There are, in fact, two strategic choices, says the Tampa-based research firm: compete head-to-head, as against any other type of card issuer, for cardholder loyalty; or cooperate through some form of cobranding partnership.

PSI says competition can work if banks go after the store cardholders who tend to have higher transaction volumes.

Cooperative marketing is more problematic. Retail and oil company portfolios are full of inactive and low-volume accounts, PSI vice president Ellen Gray said last week.

Also, proprietary cardholders are generally not completely loyal to a specific store or company, and a cobranded general-purpose card probably would not change their behavior enough to satisfy the marketing partners.

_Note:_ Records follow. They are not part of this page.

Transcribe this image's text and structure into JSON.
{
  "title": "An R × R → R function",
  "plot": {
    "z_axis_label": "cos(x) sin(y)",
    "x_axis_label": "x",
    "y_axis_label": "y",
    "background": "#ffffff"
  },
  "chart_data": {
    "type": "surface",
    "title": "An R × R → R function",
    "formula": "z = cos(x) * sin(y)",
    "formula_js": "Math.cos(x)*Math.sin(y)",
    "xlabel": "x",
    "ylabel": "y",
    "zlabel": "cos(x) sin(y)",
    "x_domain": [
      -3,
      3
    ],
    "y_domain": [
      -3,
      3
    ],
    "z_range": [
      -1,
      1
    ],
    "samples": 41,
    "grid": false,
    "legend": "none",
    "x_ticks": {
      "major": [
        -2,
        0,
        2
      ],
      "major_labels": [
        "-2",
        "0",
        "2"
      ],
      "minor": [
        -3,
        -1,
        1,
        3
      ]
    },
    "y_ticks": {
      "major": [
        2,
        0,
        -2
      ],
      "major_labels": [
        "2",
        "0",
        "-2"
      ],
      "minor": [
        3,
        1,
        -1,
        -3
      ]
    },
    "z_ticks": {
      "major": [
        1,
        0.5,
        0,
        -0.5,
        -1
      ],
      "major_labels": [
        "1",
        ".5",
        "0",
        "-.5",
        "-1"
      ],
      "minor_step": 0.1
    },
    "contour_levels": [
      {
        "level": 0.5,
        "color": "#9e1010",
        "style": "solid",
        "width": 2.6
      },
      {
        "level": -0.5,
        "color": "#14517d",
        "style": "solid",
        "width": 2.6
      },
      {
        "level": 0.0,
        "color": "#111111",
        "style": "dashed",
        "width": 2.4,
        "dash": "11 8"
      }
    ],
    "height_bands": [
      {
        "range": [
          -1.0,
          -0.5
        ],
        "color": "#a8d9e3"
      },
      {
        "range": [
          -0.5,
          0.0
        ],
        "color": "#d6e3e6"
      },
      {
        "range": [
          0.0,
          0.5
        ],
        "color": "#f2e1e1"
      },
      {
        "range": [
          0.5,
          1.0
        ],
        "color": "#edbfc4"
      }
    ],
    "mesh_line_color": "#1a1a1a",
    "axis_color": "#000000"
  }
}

"They divide their spending in many places," Ms. Gray said of store and oil company cardholders. "How do you develop the nonloyal department store customer outside the store?"

Strong Following

Ms. Gray pointed out that the average annual volume on an individual proprietary account is $250, an unprofitable level for banks accustomed to $1,700 per MasterCard or Visa account.

Store cards do have a strong following: PSI said 27% of households use them most often in retail stores, while 26% usually prefer bank cards, Discover, or other general purpose brands. Checks and cash are preferred by 15% and 14%, respectively.

But in department stores, high-volume households - the quarter of the market that runs up at least $500 a month in charges - prefer nonstore over store cards by 45% to 28%.

Ms. Gray said high-volume households are most likely to use general purpose cards in all kinds of stores, and to consolidate household spending on one card. They would be especially responsive to retail-oriented enhancements like extended warranties, rebates, and discounts.

She said there is less to be gained by marketing to households in the high-balance quartile, which carry at least $1,800 in credit per account. Their monthly charge volume is relatively low, they avoid using general purpose cards for routine purchases, and they generally prefer department store cards.